Two other Trustees who helped increase San Antonio's American holdings at this time were Nancy B. Negley and Gilbert M. Denman, Jr. The two joined in presenting the collection with an important painting by Texas regional artist Robert Julian Onderdonk that was executed while he was studying art in New York City, East Loyal Field, New York (Cat. No. 86). Ms. Negley further helped to acquire the trompe l'oeil painting Sportsman's Trophy by Alexander Pope (Cat. No. 44) with funds provided by The Brown Foundation of Houston.

Mr. Denman was particularly helpful with the acquisition of several American works, including Joseph Blackburn's Portrait of Anne Saltonstall (1762), John Singleton Copley's Portrait of a Man in a Blue Coat (1770), and Edward Hicks' Peaceable Kingdom with Quakers Carrying Banners (1830-1835; Cat. Nos. 2, 3, 18), each purchased with funds provided by the Ewing Halsell Foundation of San Antonio. The Copley, painted while the artist still lived in America, is an especially refined example of the artist's work. It has been suggested that the sitter may have been a member of Copley's family or even represent the artist himself. In this light, it is interesting to compare the work with a miniature self-portrait now in the Yale University Art Gallery.[6] In addition to these three works, Mr. Denman also assisted with the acquisition of Benjamin West's unfinished, but superb, Noah Sacrificing after the Deluge (Cat. No.6), a work purchased with funds provided by the Sarah Campbell Blaffer Foundation of Houston.

Significant growth continued during the 1980s, spurred on by generous funding from two additional Texas foundations.

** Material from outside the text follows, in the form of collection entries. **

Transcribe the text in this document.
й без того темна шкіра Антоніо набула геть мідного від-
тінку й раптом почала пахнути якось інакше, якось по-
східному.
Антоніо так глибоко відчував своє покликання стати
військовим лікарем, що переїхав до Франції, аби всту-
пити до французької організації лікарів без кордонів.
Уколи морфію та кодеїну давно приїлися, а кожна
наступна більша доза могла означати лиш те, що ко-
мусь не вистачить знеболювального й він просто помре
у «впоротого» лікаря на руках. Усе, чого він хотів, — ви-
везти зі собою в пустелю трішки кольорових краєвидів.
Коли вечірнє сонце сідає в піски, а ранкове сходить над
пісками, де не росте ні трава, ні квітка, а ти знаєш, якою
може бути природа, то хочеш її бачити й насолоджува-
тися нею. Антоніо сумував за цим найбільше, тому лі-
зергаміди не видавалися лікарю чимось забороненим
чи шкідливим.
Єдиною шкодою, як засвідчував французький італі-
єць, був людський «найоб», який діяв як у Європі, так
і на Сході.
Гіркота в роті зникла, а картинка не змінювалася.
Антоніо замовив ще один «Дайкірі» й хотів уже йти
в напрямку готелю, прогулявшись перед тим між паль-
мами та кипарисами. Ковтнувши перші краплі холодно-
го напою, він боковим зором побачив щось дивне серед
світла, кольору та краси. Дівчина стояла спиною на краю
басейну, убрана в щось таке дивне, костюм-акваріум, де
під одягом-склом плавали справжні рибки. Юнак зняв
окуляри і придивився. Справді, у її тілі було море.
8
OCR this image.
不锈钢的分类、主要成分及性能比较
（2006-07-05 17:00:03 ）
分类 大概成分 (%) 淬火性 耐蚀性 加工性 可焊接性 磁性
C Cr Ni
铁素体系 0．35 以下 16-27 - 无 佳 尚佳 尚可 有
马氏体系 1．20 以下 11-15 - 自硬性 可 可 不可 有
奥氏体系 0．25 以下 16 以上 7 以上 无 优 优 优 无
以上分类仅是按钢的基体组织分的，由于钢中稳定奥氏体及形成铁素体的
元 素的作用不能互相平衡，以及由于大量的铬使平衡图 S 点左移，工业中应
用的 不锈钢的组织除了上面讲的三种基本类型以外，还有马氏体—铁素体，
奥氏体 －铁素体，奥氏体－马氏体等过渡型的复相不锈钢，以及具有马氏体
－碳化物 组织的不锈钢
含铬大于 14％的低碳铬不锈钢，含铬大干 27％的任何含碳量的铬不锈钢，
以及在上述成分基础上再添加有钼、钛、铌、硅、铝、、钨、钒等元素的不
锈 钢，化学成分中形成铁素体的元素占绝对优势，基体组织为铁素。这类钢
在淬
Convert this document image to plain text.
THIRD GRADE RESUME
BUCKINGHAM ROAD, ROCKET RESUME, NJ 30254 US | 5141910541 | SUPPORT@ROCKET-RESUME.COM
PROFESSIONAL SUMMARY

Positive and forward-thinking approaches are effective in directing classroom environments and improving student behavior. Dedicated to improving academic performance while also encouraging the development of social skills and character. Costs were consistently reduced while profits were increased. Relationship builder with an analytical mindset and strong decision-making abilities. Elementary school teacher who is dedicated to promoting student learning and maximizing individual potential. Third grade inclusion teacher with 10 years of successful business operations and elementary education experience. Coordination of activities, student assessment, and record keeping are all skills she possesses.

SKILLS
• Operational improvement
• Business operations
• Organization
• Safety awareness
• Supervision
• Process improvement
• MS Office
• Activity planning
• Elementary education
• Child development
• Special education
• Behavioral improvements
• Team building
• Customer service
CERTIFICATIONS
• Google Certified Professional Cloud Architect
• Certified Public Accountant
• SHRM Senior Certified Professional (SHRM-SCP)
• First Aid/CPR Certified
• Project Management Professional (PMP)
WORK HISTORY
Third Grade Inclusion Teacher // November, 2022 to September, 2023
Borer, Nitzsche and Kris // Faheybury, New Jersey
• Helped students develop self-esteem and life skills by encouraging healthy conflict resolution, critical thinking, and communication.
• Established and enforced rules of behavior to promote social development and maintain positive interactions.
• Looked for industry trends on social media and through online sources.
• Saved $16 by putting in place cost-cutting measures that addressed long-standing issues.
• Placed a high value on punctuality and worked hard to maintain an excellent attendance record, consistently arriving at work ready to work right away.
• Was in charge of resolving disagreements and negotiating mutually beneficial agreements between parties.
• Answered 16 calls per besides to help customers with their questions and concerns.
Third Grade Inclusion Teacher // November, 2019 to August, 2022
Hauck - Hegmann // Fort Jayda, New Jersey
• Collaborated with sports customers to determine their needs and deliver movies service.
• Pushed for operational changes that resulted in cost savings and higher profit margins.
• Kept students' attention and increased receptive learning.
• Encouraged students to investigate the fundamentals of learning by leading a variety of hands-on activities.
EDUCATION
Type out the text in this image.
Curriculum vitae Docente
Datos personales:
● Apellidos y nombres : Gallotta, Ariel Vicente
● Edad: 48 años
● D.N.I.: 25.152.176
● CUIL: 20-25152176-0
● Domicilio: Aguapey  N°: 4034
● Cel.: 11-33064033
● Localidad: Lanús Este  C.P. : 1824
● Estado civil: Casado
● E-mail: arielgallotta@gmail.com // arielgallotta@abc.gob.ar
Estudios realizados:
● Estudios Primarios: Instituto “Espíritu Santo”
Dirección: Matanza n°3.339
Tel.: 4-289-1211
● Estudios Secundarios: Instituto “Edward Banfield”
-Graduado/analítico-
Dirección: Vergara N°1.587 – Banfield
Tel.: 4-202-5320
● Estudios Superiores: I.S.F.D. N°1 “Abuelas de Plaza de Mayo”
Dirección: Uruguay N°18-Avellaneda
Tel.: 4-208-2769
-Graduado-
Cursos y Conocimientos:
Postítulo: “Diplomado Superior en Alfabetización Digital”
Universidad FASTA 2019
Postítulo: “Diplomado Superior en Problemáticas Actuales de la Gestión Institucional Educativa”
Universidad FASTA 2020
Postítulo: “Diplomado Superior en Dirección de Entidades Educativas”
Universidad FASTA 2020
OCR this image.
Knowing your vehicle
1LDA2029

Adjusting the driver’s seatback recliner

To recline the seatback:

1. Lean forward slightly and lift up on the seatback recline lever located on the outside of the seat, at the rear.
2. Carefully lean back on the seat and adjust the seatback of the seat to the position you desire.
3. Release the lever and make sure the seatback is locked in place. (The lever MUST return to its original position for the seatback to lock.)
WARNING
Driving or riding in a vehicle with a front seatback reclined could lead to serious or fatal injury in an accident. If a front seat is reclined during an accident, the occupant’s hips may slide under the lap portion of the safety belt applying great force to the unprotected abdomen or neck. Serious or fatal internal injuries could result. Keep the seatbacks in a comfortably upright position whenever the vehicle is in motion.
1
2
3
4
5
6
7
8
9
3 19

To assist the newly opened San Antonio Museum of Art increase its collection of significant works, the Cullen Foundation of Houston established the Lillie and Roy Cullen Endowment Fund at the Museum. One of the first uses of the fund was in 1984 to purchase John Singer Sargent's Portrait of Mrs. Elliot Fitch Shepard (Cat. No. 37). This magisterial female portrait, painted by Sargent in 1888, displays the artist's interest in largely monochromatic compositions, in this case a striking red-on-red that is also to be found in an earlier male portrait, also full-length, Dr. Pozzi at Home, painted in 1881. One wonders if Sargent's possible interest in a female red-on-red, full-length portrait might have been behind his choice of Mrs. Shepard's gown color.[7]